Durchfahrtsverbot und Rückstau bringen Häfler Einzelhändler in Existenznöte

Stadtforum Friedrichshafen plädiert für eine Lösung mit Augenmaß für die Friedrichstraße

Am 21. Juni steht im Gemeinderat Friedrichshafen die Entscheidung über die Umgestaltung der Friedrichstraße an. Das Stadtforum fürchtet bei der Variante mit Durchfahrtsverbot, dass die Kunden der Innenstadt wegen Verkehrschaos und Stau im Umfeld den Rücken kehren.

Um zwei Varianten der Neuorganisation der Friedrichstraße dreht sich die Diskussion im Häfler Gemeinderat: Verkehrsberuhigung oder zusätzlich ein Durchfahrtsverbot. Klar ist bei beiden Modellen, dass Fussgänger und Radfahrer mehr und jeweils einen klarer zugeordneten Platz bekommen und dass die Innenstadt weiterhin auch mit dem Auto erreichbar bleibt. Das Stadtforum unterstützt, dass die Friedrichsstraße in einen verkehrsberuhigten Geschäftsbereich umgewandelt wird, trägt ein Tempolimit von 20 km/h mit und erwartet sich von diesen Veränderungen, dass reiner Durchgangsverkehr ferngehalten und die Aufenthaltsqualität verbessert wird. Ein komplettes Durchfahrtsverbot, gleich nach der Eröffnung der Umgehung B31neu, sehen die Einzelhändler im Stadtforum jedoch als sehr kritisch an.

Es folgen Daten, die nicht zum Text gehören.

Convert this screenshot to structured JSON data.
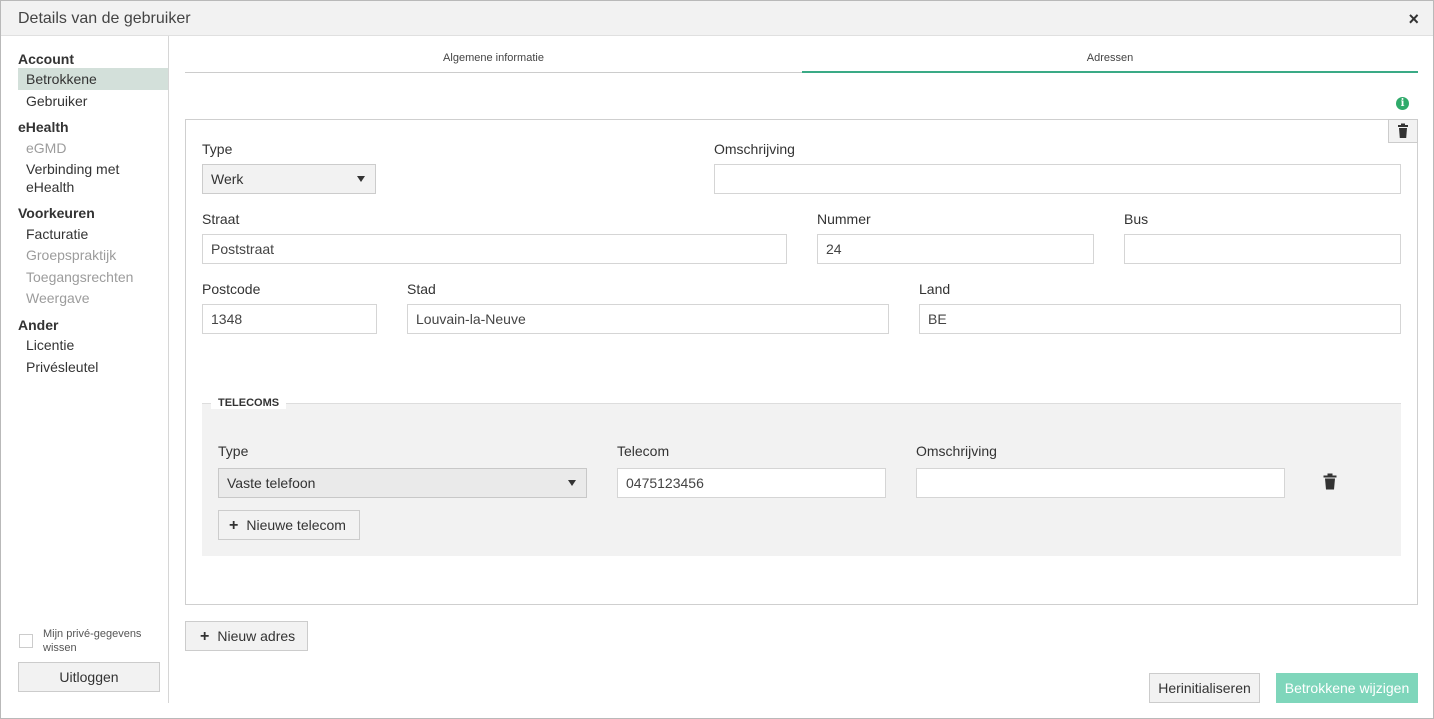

Das von der Verwaltung beauftragte Ingenieurbüro Bernhard prognostiziert im Falle einer Durchfahrtssperre erhebliche Rückstaus und lange Wartezeiten an verschiedenen innerstädtischen Kreuzungen. Die Händler blicken nach schlechten Erfahrungen mit vergangenen Baumaßnahmen im Bereich der Friedrichstraße daher sorgenvoll auf ein Durchfahrtsverbot. Denn derartige Verkehrsbehinderungen machten sich erfahrungsgemäß mit bis zu 20%igen Umsatzrückgängen im Einzelhandel bemerkbar. Solche Einbußen kann der ohnehin durch Corona angeschlagene Handel nicht zusätzlich verkraften. Spielraum für Experimente und folgenreiche Schnellschüsse ist aktuell einfach nicht vorhanden.

„Das Stadtforum appelliert daher an die Gemeinderäte, sich jetzt für eine Verkehrsberuhigung mit Augenmaß einzusetzen und unbedingt erst die Auswirkungen der B31neu auf den Durchgangsverkehr abzuwarten, bevor man die Friedrichstraße blockiert und damit den Ruf von Friedrichshafen als „Staustadt“ befördert“ betont Dr. Martin Ruf als Erster Vorsitzender des Stadtforums.

Sollte sich der reine Durchgangsverkehr in der Friedrichstraße in Zukunft trotz B31neu und Verkehrsberuhigung nicht wirklich reduzieren, ist das Stadtforum durchaus offen für eine Diskussion zum Durchfahrtsverbot, das jedoch die Kreuzungsbereiche im Umfeld im Blick haben sollte, um Verkehrsbehinderungen zu vermeiden.

 

Über das Stadtforum:

Das Stadtforum vereint Mitglieder aus den Bereichen Handel und Dienstleistung, sowie Tourismus, Handwerk, Sport oder Bildung und repräsentiert durch seine Verbandsmitglieder über 300 Unternehmen und zahlreiche gesellschaftlichen Gruppen in der Stadt. Das Stadtforum Friedrichshafen hat das Ziel die Entwicklung der Stadt Friedrichshafen zu fördern. Insbesondere soll langfristig die Anziehungskraft und die zentrale Bedeutung der Messe- und Zeppelinstadt als Ort des Einkaufens, der Kultur, des Tourismus und der Freizeit sowie der Bildung gesteigert werden. Hauptaufgabe des Stadtforums Friedrichshafen ist es, einen Beitrag zur qualitätsvollen Stadtentwicklung mit ihren verschiedensten Facetten zu leisten. Der Verein strebt hierzu eine enge Zusammenarbeit mit allen Akteuren an, die gleiche oder ähnliche Aufgaben wahrnehmen oder unterstützen. Im Interesse der Zielsetzung werden gemeinsame Aktivitäten koordiniert und gefördert. Darüber hinaus werden zur Wahrnehmung der Ziele eigene Maßnahmen beschlossen und durchgeführt. Des Weiteren werden Projektgruppen eingerichtet zur fachspezifischen oder thematischen Arbeit, bei der auch Nicht-Mitglieder mitwirken können.